D’après les Annales chinoises, des marchands arabes de la Syrie visitaient la Chine et la Corée, où ils vendaient des objets en verre colorié. Khordadbeh, géographe arabe du ixe siècle, rapporte qu’un certain nombre de ses compatriotes allaient faire du commerce dans un pays connu sous le nom de Sila et situé de l’autre côté de la Chine, en face de Kantou ; plusieurs de ces marchands, ajoute-t-il, s’établissaient dans le pays, d’où ils exportaient du ginseng, des bois de cerf, de l’aloès, du camphre, des clous de girofle, de la porcelaine, de la soie, du zimmit (?) et du galanga (?).

Sila est sans doute l’ancien Shinrai, la province la plus riche et la plus prospère à l’époque de Khordadbeh ; Kantou est le promontoire de Chan-toung à l’est de la Chine et dans la mer Jaune.

Le bouddhisme atteignit la plus haute période d’éclat de 905 à 1392. Le Grand Mongol, Koublai-Khan, en était devenu lui-même un ardent apôtre. La fin du xive siècle marque l’ère de décadence de cette religion. La pureté du dogme s’altère, les monastères qui étaient autrefois le séjour des vertus devinrent des foyers de vice et de corruption. La dépravation et la licence des prêtres de Bouddha excitèrent contre eux de violents murmures, et l’indignation étant arrivée à son comble, le peuple se souleva et en fit un massacre général, tant dans la capitale que dans le reste du pays.

Avec les bonzes périssait la civilisation dont ils avaient apporté les germes, et la Corée fut bientôt replongée dans l’état de barbarie d’où ils l’avaient tirée. Du bouddhisme, il ne resta plus qu’un vague souvenir, et le chamanisme prit sa place. Le chamanisme est la pratique des plus grossières superstitions, l’adoration des esprits de l’air et de la terre, et surtout la crainte du dragon, animal redoutable qui habite les montagnes et exerce un pouvoir absolu sur la vie du Coréen.

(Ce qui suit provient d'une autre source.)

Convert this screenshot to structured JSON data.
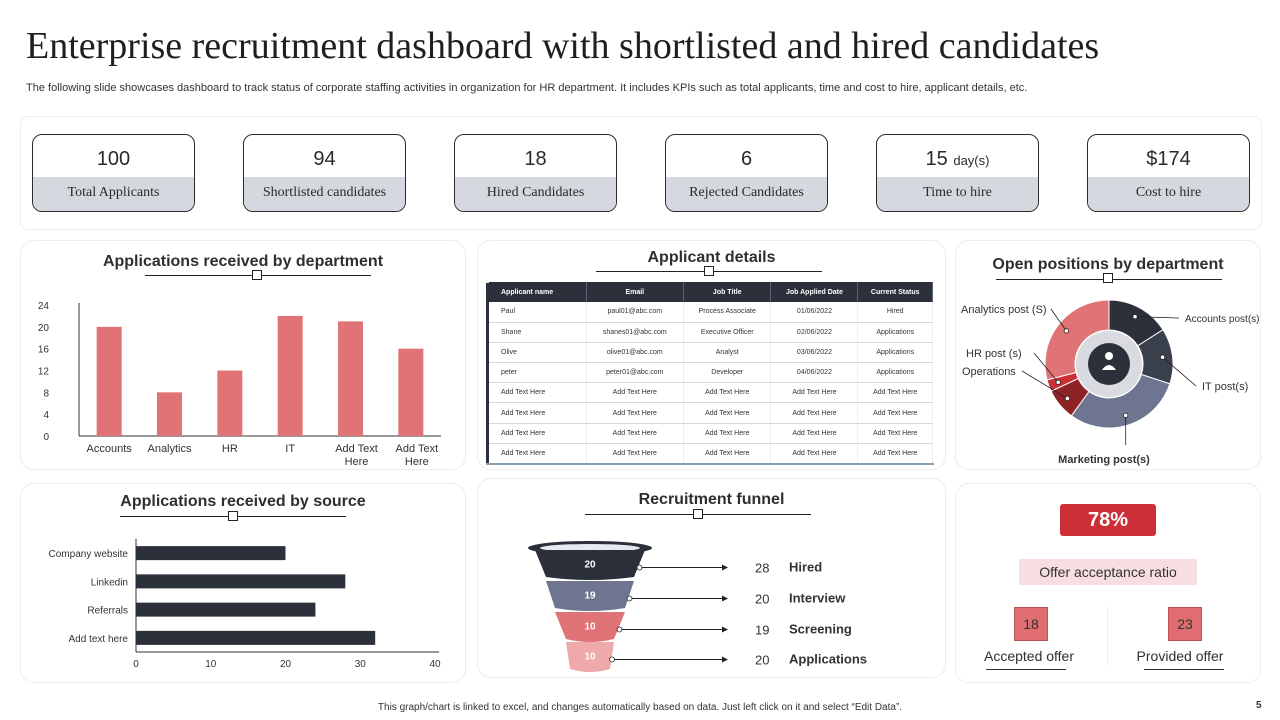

Pour donner une idée de ces superstitions je citerai le fait suivant : Sa Majesté le roi m’envoya prévenir un jour, en ma qualité de chargé d’affaires de mon pays, que je ne devrais pas me préoccuper du bruit que j’allais entendre la nuit suivante. Il paraît que Sa Majesté avait fait cette démarche à la suite d’un conseil tenu avec ses astrologues attachés à la cour dans lequel il fut résolu de chasser à coups de fusil un mauvais dragon qui lui faisait maintes farces, coupait le chignon de ses soldats, et, enfin, embêtait Sa Majesté même. Ce qui fut dit fut fait ; pendant toute la nuit je fus assourdi par des décharges continuelles de mousqueterie, et le lendemain, Sa Majesté m’informa officiellement que le dragon avait disparu.